Cubalex alerta sobre el traslado del preso político Lisandro Betancourt Escalona hacia la prisión conocida como “El Típico viejo”, ubicada junto a la Prisión Provincial de Las Tunas, también conocida como “El Típico”, donde se encontraba recluido anteriormente.
Según la información recibida, el traslado se produjo como represalia por las constantes denuncias que ha realizado sobre las condiciones dentro del sistema penitenciario. Además, las autoridades no le permitieron recoger sus pertenencias personales antes de ser movido de centro, lo que agrava aún más su situación de vulnerabilidad.
Su estado es crítico y de alto riesgo. El preso político, quien ha pasado 37 años en prisión, presenta un grave deterioro físico: le faltan ambas manos y padece múltiples enfermedades crónicas que se han agravado con el tiempo y la falta de atención médica adecuada. Entre sus condiciones más severas se encuentran la parálisis total de la pierna izquierda, la pérdida de la visión en un ojo y daños graves en el otro, estos últimos como consecuencia de una agresión policial.
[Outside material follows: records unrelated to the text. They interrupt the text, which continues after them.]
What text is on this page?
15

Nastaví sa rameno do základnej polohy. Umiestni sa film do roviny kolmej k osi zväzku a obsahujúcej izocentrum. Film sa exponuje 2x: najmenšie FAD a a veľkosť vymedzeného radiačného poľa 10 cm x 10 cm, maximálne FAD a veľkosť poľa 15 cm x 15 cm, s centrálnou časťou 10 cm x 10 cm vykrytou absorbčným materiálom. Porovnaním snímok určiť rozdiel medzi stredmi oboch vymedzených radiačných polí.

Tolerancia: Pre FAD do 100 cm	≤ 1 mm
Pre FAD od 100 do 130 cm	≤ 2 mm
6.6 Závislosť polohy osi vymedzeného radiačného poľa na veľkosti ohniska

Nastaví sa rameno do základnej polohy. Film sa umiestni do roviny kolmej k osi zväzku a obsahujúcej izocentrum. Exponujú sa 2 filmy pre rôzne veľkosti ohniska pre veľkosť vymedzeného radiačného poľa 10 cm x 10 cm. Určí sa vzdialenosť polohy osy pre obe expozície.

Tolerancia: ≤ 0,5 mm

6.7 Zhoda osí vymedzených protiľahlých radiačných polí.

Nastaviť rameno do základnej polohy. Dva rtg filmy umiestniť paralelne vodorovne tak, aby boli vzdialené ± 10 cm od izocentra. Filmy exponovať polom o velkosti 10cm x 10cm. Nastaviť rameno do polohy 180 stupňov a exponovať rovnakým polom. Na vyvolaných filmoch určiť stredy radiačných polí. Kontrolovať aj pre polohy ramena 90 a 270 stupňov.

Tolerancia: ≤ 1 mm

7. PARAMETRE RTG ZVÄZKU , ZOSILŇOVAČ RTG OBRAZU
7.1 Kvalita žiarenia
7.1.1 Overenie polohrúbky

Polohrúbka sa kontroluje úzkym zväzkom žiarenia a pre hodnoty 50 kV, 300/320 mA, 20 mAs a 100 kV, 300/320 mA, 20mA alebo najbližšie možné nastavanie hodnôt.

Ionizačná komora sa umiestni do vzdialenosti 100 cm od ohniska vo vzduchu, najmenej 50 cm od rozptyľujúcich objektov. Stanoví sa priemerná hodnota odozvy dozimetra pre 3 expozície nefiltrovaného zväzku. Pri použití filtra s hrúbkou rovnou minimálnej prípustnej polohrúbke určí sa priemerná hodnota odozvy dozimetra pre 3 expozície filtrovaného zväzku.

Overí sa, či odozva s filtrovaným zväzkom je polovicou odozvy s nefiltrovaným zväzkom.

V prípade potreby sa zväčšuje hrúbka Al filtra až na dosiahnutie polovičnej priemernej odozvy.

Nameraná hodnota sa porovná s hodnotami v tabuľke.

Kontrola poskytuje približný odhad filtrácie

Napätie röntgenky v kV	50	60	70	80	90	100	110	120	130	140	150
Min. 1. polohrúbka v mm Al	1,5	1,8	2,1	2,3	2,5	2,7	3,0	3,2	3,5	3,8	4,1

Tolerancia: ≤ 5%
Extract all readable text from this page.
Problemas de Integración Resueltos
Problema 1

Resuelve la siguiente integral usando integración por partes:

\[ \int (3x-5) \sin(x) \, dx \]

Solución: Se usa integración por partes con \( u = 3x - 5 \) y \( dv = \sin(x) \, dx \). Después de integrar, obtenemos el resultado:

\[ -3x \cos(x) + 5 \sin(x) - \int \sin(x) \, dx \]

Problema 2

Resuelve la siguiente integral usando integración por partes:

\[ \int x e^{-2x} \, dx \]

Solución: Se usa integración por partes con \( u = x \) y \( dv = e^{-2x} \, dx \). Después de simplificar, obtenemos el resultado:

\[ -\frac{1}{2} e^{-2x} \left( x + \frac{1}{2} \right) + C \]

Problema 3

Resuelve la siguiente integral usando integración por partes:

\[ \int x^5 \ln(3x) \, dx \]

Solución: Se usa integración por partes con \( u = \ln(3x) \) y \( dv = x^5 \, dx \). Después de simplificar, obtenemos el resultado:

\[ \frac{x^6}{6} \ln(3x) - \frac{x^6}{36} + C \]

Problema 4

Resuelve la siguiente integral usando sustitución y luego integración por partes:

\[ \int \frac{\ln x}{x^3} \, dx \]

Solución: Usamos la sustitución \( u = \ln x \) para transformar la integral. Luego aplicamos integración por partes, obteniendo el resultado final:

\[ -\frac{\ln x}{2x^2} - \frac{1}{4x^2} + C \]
La semana anterior, Betancourt había denunciado públicamente las condiciones extremas en las que sobreviven las personas privadas de libertad en dicho centro penitenciario, con especial énfasis en quienes padecen enfermedades.
Según su testimonio, en el área médica de la prisión había al menos ocho reclusos con tuberculosis y tres con hepatitis, todos en estado de desnutrición crítica.
De acuerdo con su denuncia, la alimentación es extremadamente insuficiente, reducida a pequeñas raciones sin valor nutricional, lo que contribuye al deterioro acelerado de la salud de los internos. También señaló entonces que las personas enfermas permanecen en condiciones de abandono, sin acceso a medicamentos ni a tratamientos adecuados, en un contexto de desatención sistemática.
En medio de esta situación de abandono, desnutrición y falta de garantías básicas, al menos cuatro reclusos han fallecido en los últimos meses dentro de ese penal.
Cubalex advierte que el traslado de Betancourt no solo constituye un acto de represalia, sino que incrementa el riesgo para su vida, dadas sus condiciones de salud y el entorno en el que se encuentra recluido.